Snpe_ApplicationBufferMap_Handle_t inputCallback(Snpe_StringList_Handle_t inputs, Snpe_StringList_Handle_t inputNames) {
Snpe_ApplicationBufferMap_Handle_t inputMap = Snpe_ApplicationBufferMap_Create();
for (size_t j = 0; j < Snpe_StringList_Size(inputNames); j++) {
std::vector<uint8_t> loadVector;
... //load input data
Snpe_ApplicationBufferMap_Add(inputMap, Snpe_StringList_At(inputNames, j), loadVector.data(), loadVector.size());
}
return inputMap;
}
// In input/output asynchronous mode, the index and data of output can be obtained through a callback function
void IOCallback(Snpe_PSNPE_InputOutputAsyncCallbackParam_Handle_t ioacpHandle)
{
Snpe_StringList_Handle_t names = Snpe_PSNPE_InputOutputAsyncCallbackParam_GetUserBufferNames(ioacpHandle);
std::vector<std::pair<const char*, Snpe_UserBufferData_t>> vec;
const auto end = Snpe_StringList_End(names);
for(auto it = Snpe_StringList_Begin(names); it != end; ++it){
vec.emplace_back(*it, Snpe_PSNPE_InputOutputAsyncCallbackParam_GetUserBuffer(ioacpHandle, *it));
}
saveOutput(vec, OutputDir, Snpe_PSNPE_InputOutputAsyncCallbackParam_GetDataIdx(ioacpHandle));
}
// The below shows parts of the function.
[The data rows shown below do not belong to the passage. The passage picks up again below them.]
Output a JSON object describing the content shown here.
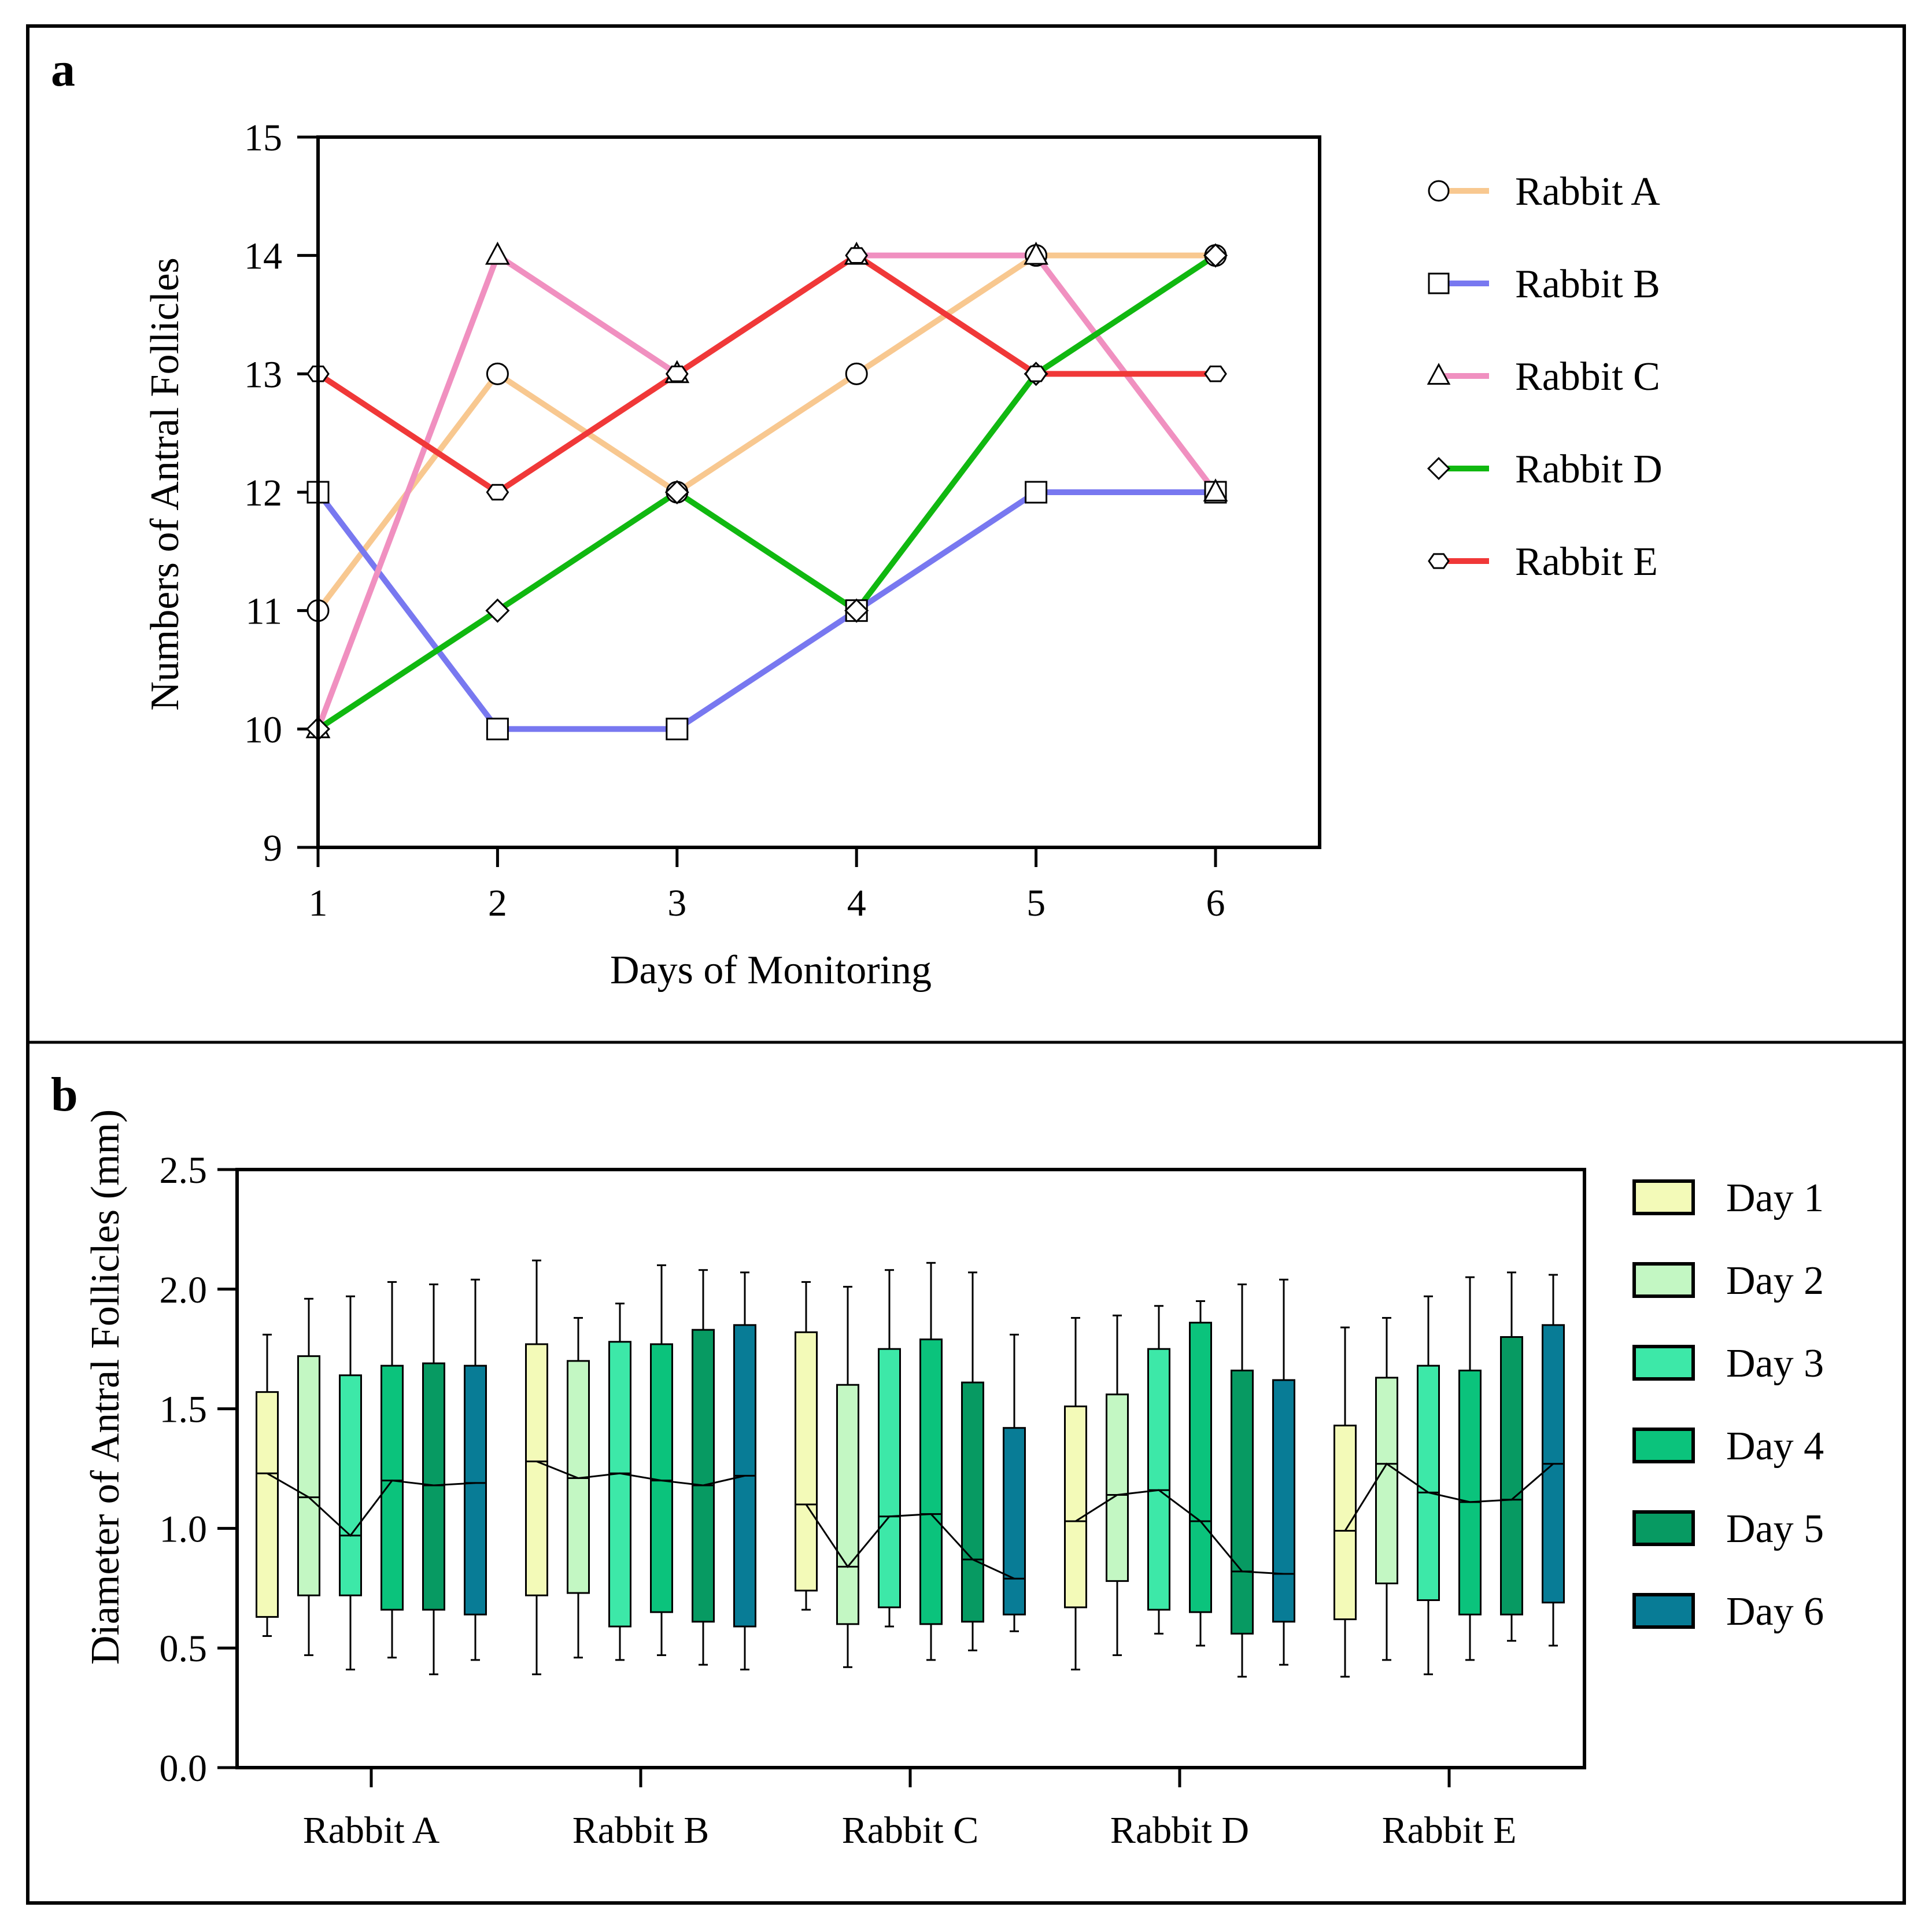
{
  "chart_data": [
    {
      "panel_label": "a",
      "type": "line",
      "title": "",
      "xlabel": "Days of Monitoring",
      "ylabel": "Numbers of Antral  Follicles",
      "x": [
        1,
        2,
        3,
        4,
        5,
        6
      ],
      "xlim": [
        1,
        6
      ],
      "ylim": [
        9,
        15
      ],
      "yticks": [
        9,
        10,
        11,
        12,
        13,
        14,
        15
      ],
      "grid": false,
      "legend_position": "right",
      "series": [
        {
          "name": "Rabbit A",
          "marker": "circle",
          "color": "#F8C890",
          "values": [
            11,
            13,
            12,
            13,
            14,
            14
          ]
        },
        {
          "name": "Rabbit B",
          "marker": "square",
          "color": "#7878F0",
          "values": [
            12,
            10,
            10,
            11,
            12,
            12
          ]
        },
        {
          "name": "Rabbit C",
          "marker": "triangle",
          "color": "#F090C0",
          "values": [
            10,
            14,
            13,
            14,
            14,
            12
          ]
        },
        {
          "name": "Rabbit D",
          "marker": "diamond",
          "color": "#10B810",
          "values": [
            10,
            11,
            12,
            11,
            13,
            14
          ]
        },
        {
          "name": "Rabbit E",
          "marker": "hexagon",
          "color": "#F03838",
          "values": [
            13,
            12,
            13,
            14,
            13,
            13
          ]
        }
      ]
    },
    {
      "panel_label": "b",
      "type": "box",
      "title": "",
      "xlabel": "",
      "ylabel": "Diameter of  Antral Follicles (mm)",
      "categories": [
        "Rabbit A",
        "Rabbit B",
        "Rabbit C",
        "Rabbit D",
        "Rabbit E"
      ],
      "ylim": [
        0,
        2.5
      ],
      "yticks": [
        "0.0",
        "0.5",
        "1.0",
        "1.5",
        "2.0",
        "2.5"
      ],
      "grid": false,
      "legend_position": "right",
      "series": [
        {
          "name": "Day 1",
          "color": "#F3FAB8",
          "boxes": [
            {
              "min": 0.55,
              "q1": 0.63,
              "median": 1.23,
              "q3": 1.57,
              "max": 1.81
            },
            {
              "min": 0.39,
              "q1": 0.72,
              "median": 1.28,
              "q3": 1.77,
              "max": 2.12
            },
            {
              "min": 0.66,
              "q1": 0.74,
              "median": 1.1,
              "q3": 1.82,
              "max": 2.03
            },
            {
              "min": 0.41,
              "q1": 0.67,
              "median": 1.03,
              "q3": 1.51,
              "max": 1.88
            },
            {
              "min": 0.38,
              "q1": 0.62,
              "median": 0.99,
              "q3": 1.43,
              "max": 1.84
            }
          ]
        },
        {
          "name": "Day 2",
          "color": "#C3F7C3",
          "boxes": [
            {
              "min": 0.47,
              "q1": 0.72,
              "median": 1.13,
              "q3": 1.72,
              "max": 1.96
            },
            {
              "min": 0.46,
              "q1": 0.73,
              "median": 1.21,
              "q3": 1.7,
              "max": 1.88
            },
            {
              "min": 0.42,
              "q1": 0.6,
              "median": 0.84,
              "q3": 1.6,
              "max": 2.01
            },
            {
              "min": 0.47,
              "q1": 0.78,
              "median": 1.14,
              "q3": 1.56,
              "max": 1.89
            },
            {
              "min": 0.45,
              "q1": 0.77,
              "median": 1.27,
              "q3": 1.63,
              "max": 1.88
            }
          ]
        },
        {
          "name": "Day 3",
          "color": "#3DE8A8",
          "boxes": [
            {
              "min": 0.41,
              "q1": 0.72,
              "median": 0.97,
              "q3": 1.64,
              "max": 1.97
            },
            {
              "min": 0.45,
              "q1": 0.59,
              "median": 1.23,
              "q3": 1.78,
              "max": 1.94
            },
            {
              "min": 0.59,
              "q1": 0.67,
              "median": 1.05,
              "q3": 1.75,
              "max": 2.08
            },
            {
              "min": 0.56,
              "q1": 0.66,
              "median": 1.16,
              "q3": 1.75,
              "max": 1.93
            },
            {
              "min": 0.39,
              "q1": 0.7,
              "median": 1.15,
              "q3": 1.68,
              "max": 1.97
            }
          ]
        },
        {
          "name": "Day 4",
          "color": "#0BC37C",
          "boxes": [
            {
              "min": 0.46,
              "q1": 0.66,
              "median": 1.2,
              "q3": 1.68,
              "max": 2.03
            },
            {
              "min": 0.47,
              "q1": 0.65,
              "median": 1.2,
              "q3": 1.77,
              "max": 2.1
            },
            {
              "min": 0.45,
              "q1": 0.6,
              "median": 1.06,
              "q3": 1.79,
              "max": 2.11
            },
            {
              "min": 0.51,
              "q1": 0.65,
              "median": 1.03,
              "q3": 1.86,
              "max": 1.95
            },
            {
              "min": 0.45,
              "q1": 0.64,
              "median": 1.11,
              "q3": 1.66,
              "max": 2.05
            }
          ]
        },
        {
          "name": "Day 5",
          "color": "#079A62",
          "boxes": [
            {
              "min": 0.39,
              "q1": 0.66,
              "median": 1.18,
              "q3": 1.69,
              "max": 2.02
            },
            {
              "min": 0.43,
              "q1": 0.61,
              "median": 1.18,
              "q3": 1.83,
              "max": 2.08
            },
            {
              "min": 0.49,
              "q1": 0.61,
              "median": 0.87,
              "q3": 1.61,
              "max": 2.07
            },
            {
              "min": 0.38,
              "q1": 0.56,
              "median": 0.82,
              "q3": 1.66,
              "max": 2.02
            },
            {
              "min": 0.53,
              "q1": 0.64,
              "median": 1.12,
              "q3": 1.8,
              "max": 2.07
            }
          ]
        },
        {
          "name": "Day 6",
          "color": "#087C96",
          "boxes": [
            {
              "min": 0.45,
              "q1": 0.64,
              "median": 1.19,
              "q3": 1.68,
              "max": 2.04
            },
            {
              "min": 0.41,
              "q1": 0.59,
              "median": 1.22,
              "q3": 1.85,
              "max": 2.07
            },
            {
              "min": 0.57,
              "q1": 0.64,
              "median": 0.79,
              "q3": 1.42,
              "max": 1.81
            },
            {
              "min": 0.43,
              "q1": 0.61,
              "median": 0.81,
              "q3": 1.62,
              "max": 2.04
            },
            {
              "min": 0.51,
              "q1": 0.69,
              "median": 1.27,
              "q3": 1.85,
              "max": 2.06
            }
          ]
        }
      ]
    }
  ]
}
void saveOutput(const std::vector<std::pair<const char*, Snpe_UserBufferData_t>>& applicationOutputBuffers, const std::string& outputDir, int num){
std::for_each(applicationOutputBuffers.begin(),
applicationOutputBuffers.end(),
[&](std::pair<std::string, Snpe_UserBufferData_t> a) {
std::ostringstream path;
path << outputDir << "/"
<< "Result_" << num << "/" << pal::FileOp::toLegalFilename(a.first) << ".raw";
std::string outputPath = path.str();
std::string::size_type pos = outputPath.find(":");
if (pos != std::string::npos) outputPath = outputPath.replace(pos, 1, "_");
SaveUserBuffer(outputPath, a.second.data, a.second.size);
});
}
C Application Example
The C application integrated with PSNPE in this tutorial is called snpe-parallel-run. It is a command line executable that executes a DLC model using Qualcomm® Neural Processing SDK SDK APIs. It’s usage is same as snpe-net-run example from Running the Inception v3 Model while running on android target.
Push model data to Android target.
Select target architecture.
Push binaries to target.
Set up environment variables.
adb shell
export ADSP_LIBRARY_PATH="/data/local/tmp/snpeexample/dsp/lib;/system/lib/rfsa/adsp;/system/vendor/lib/rfsa/adsp;/dsp"
export LD_LIBRARY_PATH=$LD_LIBRARY_PATH:/data/local/tmp/snpeexample/aarch64-android/lib
export PATH=$PATH:/data/local/tmp/snpeexample/aarch64-android/bin/
cd /data/local/tmp/inception_v3
snpe-parallel-run --container inception_v3_quantized.dlc --input_list target_raw_list.txt --use_dsp --perf_profile burst --cpu_fallback false --use_dsp --perf_profile burst --cpu_fallback false --runtime_mode output_async
exit